Jesus says: “Love your neighbour as yourself.” This sounds obvious and easy – but Jesus makes it clear in the parable of the Good Samaritan that our neighbour is not just people who live near us or people who we like, but every human being in the world. We are called to value each and every human being in the world as much as we value ourselves. Every day, I fail to do this, and every day God forgives me.
Charitable giving is a focus of Jesus’ teachings. He tells us: “Sell your possessions and give to the needy. Provide yourselves with money bags that do not grow old, with a treasure in the heavens that does not fail, where no thief approaches and no moth destroys”. It is clear that Jesus had some fairly serious charitable giving in mind. By sacrificing worldly goods to help those whose need is so much greater than our own, we build treasure in heaven, and we make the Earth a better place. Jesus is talking about big sacrifices here – he’s saying we should go as far as to sell our things to raise money to give to the poor. When we consider that we’re called to value them as much as we value ourselves, this idea doesn’t seem so silly.
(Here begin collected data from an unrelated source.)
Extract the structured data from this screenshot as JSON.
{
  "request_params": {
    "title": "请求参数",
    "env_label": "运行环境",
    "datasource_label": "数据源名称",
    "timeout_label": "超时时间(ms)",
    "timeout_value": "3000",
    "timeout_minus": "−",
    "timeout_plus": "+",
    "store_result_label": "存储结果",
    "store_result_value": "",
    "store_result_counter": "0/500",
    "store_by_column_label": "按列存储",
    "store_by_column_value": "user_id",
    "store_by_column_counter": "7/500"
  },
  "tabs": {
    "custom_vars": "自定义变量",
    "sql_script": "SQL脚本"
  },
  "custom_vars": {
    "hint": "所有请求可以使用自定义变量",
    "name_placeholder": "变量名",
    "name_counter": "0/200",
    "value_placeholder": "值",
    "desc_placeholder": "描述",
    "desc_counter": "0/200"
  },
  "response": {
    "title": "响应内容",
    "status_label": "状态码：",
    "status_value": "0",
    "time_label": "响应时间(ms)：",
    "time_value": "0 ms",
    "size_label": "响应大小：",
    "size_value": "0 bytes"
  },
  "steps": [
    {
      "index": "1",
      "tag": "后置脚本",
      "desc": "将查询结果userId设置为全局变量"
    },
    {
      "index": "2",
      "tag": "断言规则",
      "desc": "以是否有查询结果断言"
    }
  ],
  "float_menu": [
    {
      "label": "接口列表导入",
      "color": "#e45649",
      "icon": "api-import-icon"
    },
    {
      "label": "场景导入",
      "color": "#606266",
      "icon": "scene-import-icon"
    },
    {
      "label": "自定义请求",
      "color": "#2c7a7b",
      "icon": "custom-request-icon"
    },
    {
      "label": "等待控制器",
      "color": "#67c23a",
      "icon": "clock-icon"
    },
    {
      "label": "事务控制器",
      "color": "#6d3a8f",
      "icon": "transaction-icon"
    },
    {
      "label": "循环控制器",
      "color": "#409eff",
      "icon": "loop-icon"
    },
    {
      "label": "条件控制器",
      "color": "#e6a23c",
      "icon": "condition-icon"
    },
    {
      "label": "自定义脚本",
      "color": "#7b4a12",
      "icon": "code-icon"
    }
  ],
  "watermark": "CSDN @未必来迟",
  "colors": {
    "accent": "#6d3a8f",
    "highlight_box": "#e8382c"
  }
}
Do I live up to these ideals? Absolutely not. I strive to model my life on Jesus’ teachings, and to this end I have pledged to give 10 per cent of my income to whichever charity I think most effectively helps those living in extreme poverty. I made this pledge through a charity called Giving What We Can, joining a community of over a thousand other pledgers. For me though, the power of my pledge is that I made it to God.
Why does my pledge include the concept of “effectiveness”? Now I’ve pledged to give this money, I have to choose where to give it. How should I choose? I should choose in a way that values every single human being as my neighbour. With this in mind, I’ve decided I want to give to a charity that can help as many people as possible with my donation. How can I work out which charity that is? It’s hard – there are several organisations researching this questions, but no definitive answers. Jesus does not give us lists of rules to follow – he tells us to love our God and love our neighbour. We have to figure the rest out ourselves.
Jesus calls us to radical giving, to abundant generosity, to a selfless love. That’s completely at odds with much of today’s culture. Through giving and pledging to give, I have grown in faith. The world is crawling with suffering. Indeed, it is one of the most common arguments against a belief in God. But we are striving to lift the world out of suffering, and in that struggle we meet God.